Fox News “Operates Like a Sex-fueled, Playboy Mansion-like Cult,” Says New Lawsuit

Former Fox News host Andrea Tantaros is the latest to claim harassment and retaliation at the network.

Jamie McCarthy/Getty Images

The changing of the guard at Fox News—where founding chairman Roger Ailes resigned last month after a former anchor accused him of sexual harassment, and of retaliating when she refused his advances—has not ended the ongoing scandal.

On Monday, former host Andrea Tantaros became the latest high-profile woman in the network’s orbit to file a lawsuit alleging sexist discrimination at Fox. Her suit names not only Ailes, but his successor Bill Shine, as well as famed host Bill O’Reilly, as parties to her humiliation. “Fox News masquerades as a defender of traditional family values, but behind the scenes, it operates like a sex-fueled, Playboy Mansion-like cult, steeped in intimidation, indecency and misogyny,” the suit claims.

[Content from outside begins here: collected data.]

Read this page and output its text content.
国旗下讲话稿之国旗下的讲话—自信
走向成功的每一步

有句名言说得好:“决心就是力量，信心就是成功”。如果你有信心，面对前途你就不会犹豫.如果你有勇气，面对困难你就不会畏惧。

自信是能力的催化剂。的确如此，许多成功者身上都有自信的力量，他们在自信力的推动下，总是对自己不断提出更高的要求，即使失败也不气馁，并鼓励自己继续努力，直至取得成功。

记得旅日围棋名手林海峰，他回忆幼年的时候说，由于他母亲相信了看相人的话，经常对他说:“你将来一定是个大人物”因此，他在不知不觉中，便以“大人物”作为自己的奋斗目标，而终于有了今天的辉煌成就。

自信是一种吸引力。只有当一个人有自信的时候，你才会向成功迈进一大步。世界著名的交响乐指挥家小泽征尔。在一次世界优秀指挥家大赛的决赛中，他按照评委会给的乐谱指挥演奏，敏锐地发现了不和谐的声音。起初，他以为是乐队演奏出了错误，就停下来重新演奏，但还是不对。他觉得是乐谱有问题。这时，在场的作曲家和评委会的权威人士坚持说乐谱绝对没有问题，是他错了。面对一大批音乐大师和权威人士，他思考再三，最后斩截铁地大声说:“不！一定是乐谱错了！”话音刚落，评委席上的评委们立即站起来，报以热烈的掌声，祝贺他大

As the New York Times reports, Tantaros has been at loggerheads with Fox for months. She was suspended with pay in April. The network claims that Tantaros knowingly violated her contract by publishing a book—called Tied Up in Knots: How Getting What They Wanted Has Made Women Miserable—without allowing the company to vet it first. Tantaros, on the other hand, says the suspension was payback for the noise she’d made within the network about sexual harassment. “She made multiple harassment and hostile-workplace complaints,” her lawyer, Judd Burstein, told New York magazine earlier this month. “All of a sudden, the book became this big issue.” Fox, for its part, has suggested that Tantaros “concocted sexual harassment claims to gain leverage in the contract dispute,” according to the Times.

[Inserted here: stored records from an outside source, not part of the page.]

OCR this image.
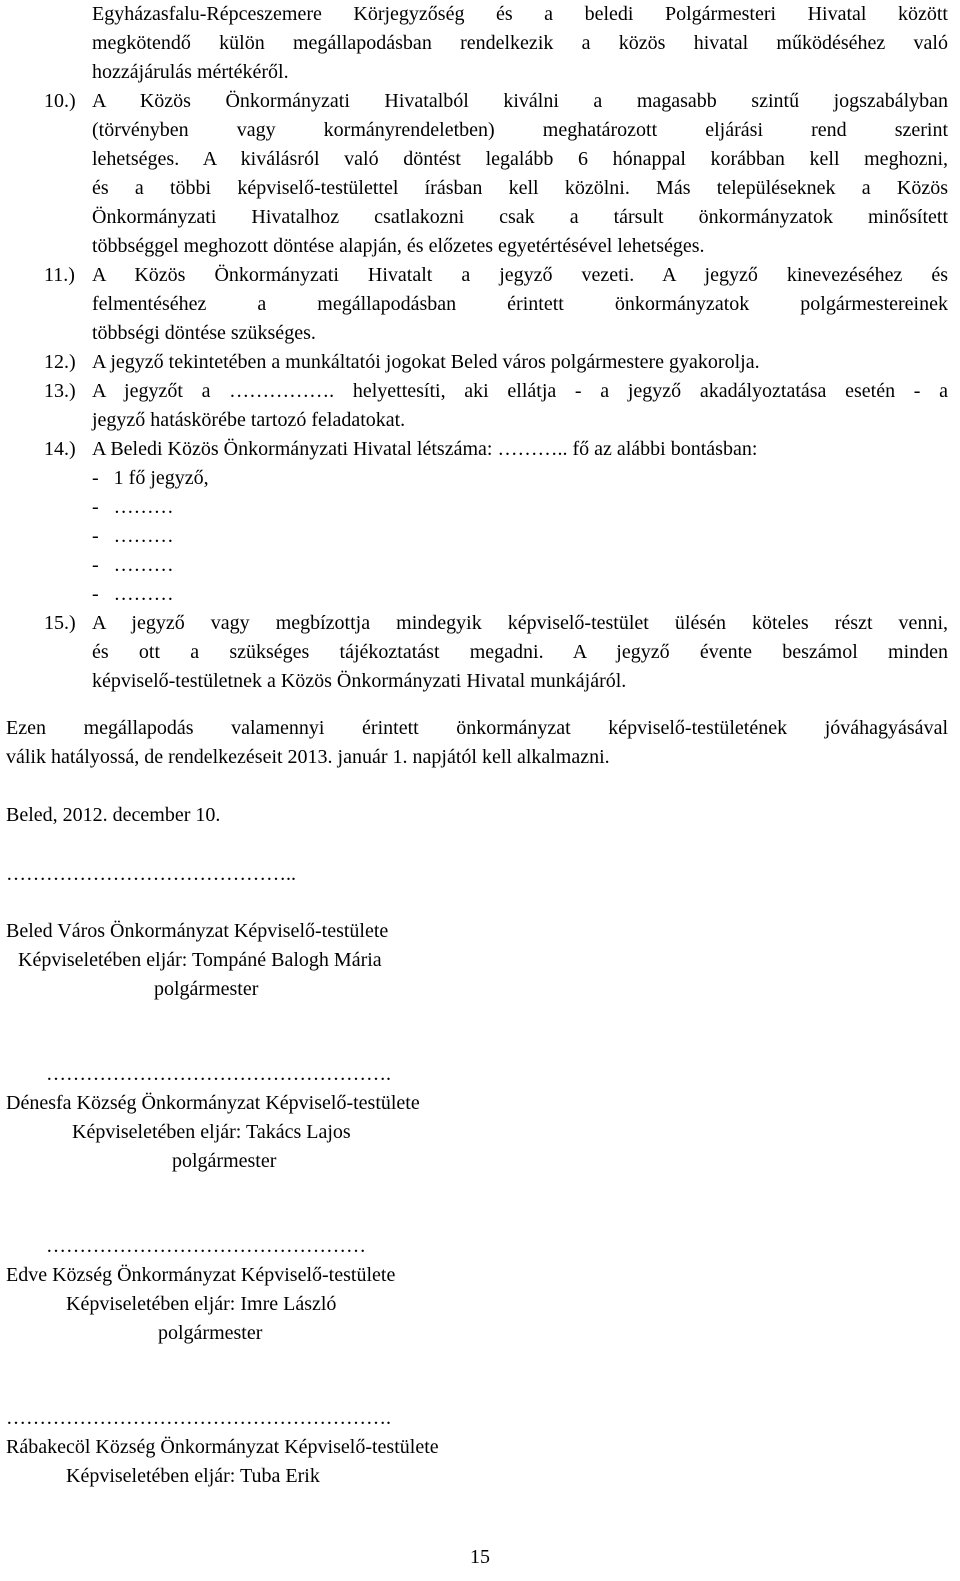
Egyházasfalu-Répceszemere Körjegyzőség és a beledi Polgármesteri Hivatal között
megkötendő külön megállapodásban rendelkezik a közös hivatal működéséhez való
hozzájárulás mértékéről.
10.) A Közös Önkormányzati Hivatalból kiválni a magasabb szintű jogszabályban
(törvényben vagy kormányrendeletben) meghatározott eljárási rend szerint
lehetséges. A kiválásról való döntést legalább 6 hónappal korábban kell meghozni,
és a többi képviselő-testülettel írásban kell közölni. Más településeknek a Közös
Önkormányzati Hivatalhoz csatlakozni csak a társult önkormányzatok minősített
többséggel meghozott döntése alapján, és előzetes egyetértésével lehetséges.
11.) A Közös Önkormányzati Hivatalt a jegyző vezeti. A jegyző kinevezéséhez és
felmentéséhez a megállapodásban érintett önkormányzatok polgármestereinek
többségi döntése szükséges.
12.) A jegyző tekintetében a munkáltatói jogokat Beled város polgármestere gyakorolja.
13.) A jegyzőt a ……………. helyettesíti, aki ellátja - a jegyző akadályoztatása esetén - a
jegyző hatáskörébe tartozó feladatokat.
14.) A Beledi Közös Önkormányzati Hivatal létszáma: ……….. fő az alábbi bontásban:
-   1 fő jegyző,
-   ………
-   ………
-   ………
-   ………
15.) A jegyző vagy megbízottja mindegyik képviselő-testület ülésén köteles részt venni,
és ott a szükséges tájékoztatást megadni. A jegyző évente beszámol minden
képviselő-testületnek a Közös Önkormányzati Hivatal munkájáról.
Ezen megállapodás valamennyi érintett önkormányzat képviselő-testületének jóváhagyásával
válik hatályossá, de rendelkezéseit 2013. január 1. napjától kell alkalmazni.
Beled, 2012. december 10.
……………………………………..
Beled Város Önkormányzat Képviselő-testülete
Képviseletében eljár: Tompáné Balogh Mária
polgármester
…………………………………………….
Dénesfa Község Önkormányzat Képviselő-testülete
Képviseletében eljár: Takács Lajos
polgármester
…………………………………………
Edve Község Önkormányzat Képviselő-testülete
Képviseletében eljár: Imre László
polgármester
………………………………………………….
Rábakecöl Község Önkormányzat Képviselő-testülete
Képviseletében eljár: Tuba Erik
15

According to Tantaros, the suspension was not the first time Ailes and other Fox executives had retaliated against her for resisting a culture that sexualized female hosts. Her suit alleges that she was repeatedly warned against wearing pants on-air because “Roger wants to see your legs,” and that O’Reilly, who she regarded as a mentor, made unwelcome overtures. Ailes called Tantaros into his office for private meetings in August and December 2014 and February 2015, the suit claims, and proceeded to speculate about the sexual habits of Fox coworkers, about Tantaros’ love life, and about how she would look in a bikini. When Tantaros refused to play along—declining, for example, to comply when Ailes told her to turn around “so I can get a good look at you”—her standing at the network suffered. In February 2015, she was demoted from her 5 p.m. slot on the show The Five to a role on the midday program Outnumbered.

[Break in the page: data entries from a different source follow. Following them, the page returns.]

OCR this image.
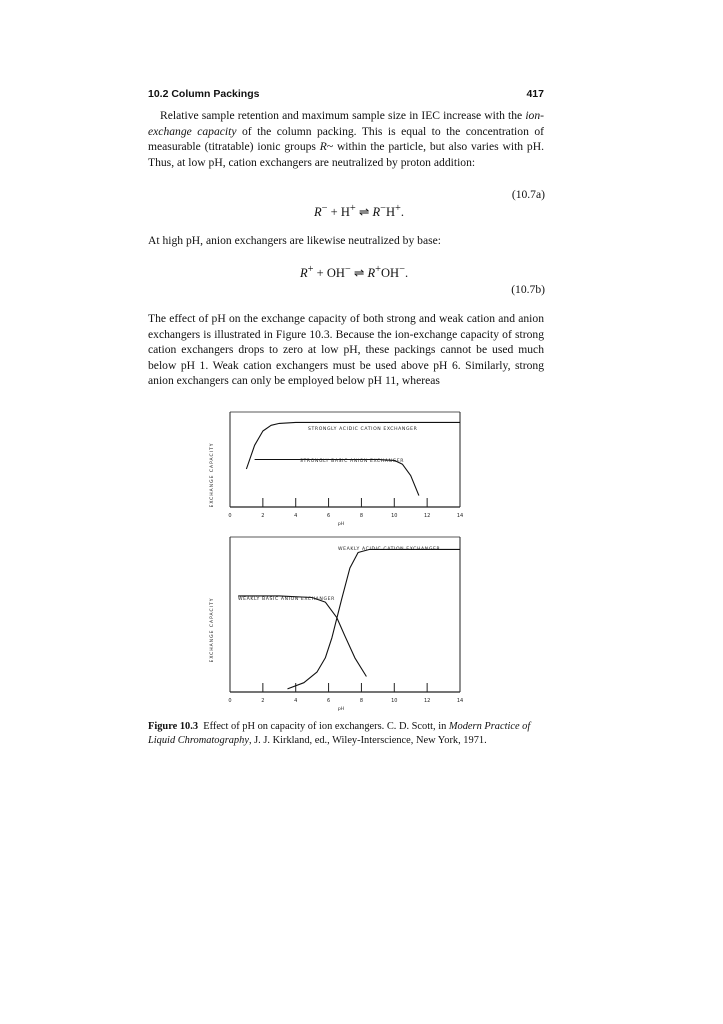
10.2 Column Packings	417

Relative sample retention and maximum sample size in IEC increase with the ion-exchange capacity of the column packing. This is equal to the concentration of measurable (titratable) ionic groups R~ within the particle, but also varies with pH. Thus, at low pH, cation exchangers are neutralized by proton addition:

(10.7a)
R− + H+ ⇌ R−H+.

At high pH, anion exchangers are likewise neutralized by base:

R+ + OH− ⇌ R+OH−.
(10.7b)

The effect of pH on the exchange capacity of both strong and weak cation and anion exchangers is illustrated in Figure 10.3. Because the ion-exchange capacity of strong cation exchangers drops to zero at low pH, these packings cannot be used much below pH 1. Weak cation exchangers must be used above pH 6. Similarly, strong anion exchangers can only be employed below pH 11, whereas

0	2	4	6	8	10	12	14
pH
EXCHANGE CAPACITY
STRONGLY ACIDIC CATION EXCHANGER
STRONGLY BASIC ANION EXCHANGER
0	2	4	6	8	10	12	14
pH
EXCHANGE CAPACITY
WEAKLY ACIDIC CATION EXCHANGER
WEAKLY BASIC ANION EXCHANGER

Figure 10.3 Effect of pH on capacity of ion exchangers. C. D. Scott, in Modern Practice of Liquid Chromatography, J. J. Kirkland, ed., Wiley-Interscience, New York, 1971.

Tantaros claims that she reported Ailes’ transgressions to Shine—then a senior news executive and a top aide to the chairman—in April 2015. She says she also asked him about a demeaning interview with the Fox publicity department that she suspected had been arranged to punish her; Shine told her, she says, to “let this one go.” Shine has said that Tantaros never complained to him about any harassment. Her suit, however, suggests that’s exactly what she’d expect him to say. “Ailes did not act alone,” it claims. “He may have been the primary culprit, but his actions were condoned by his most senior lieutenants, who engaged in a concerted effort to silence Tantaros by threats, humiliation and retaliation.”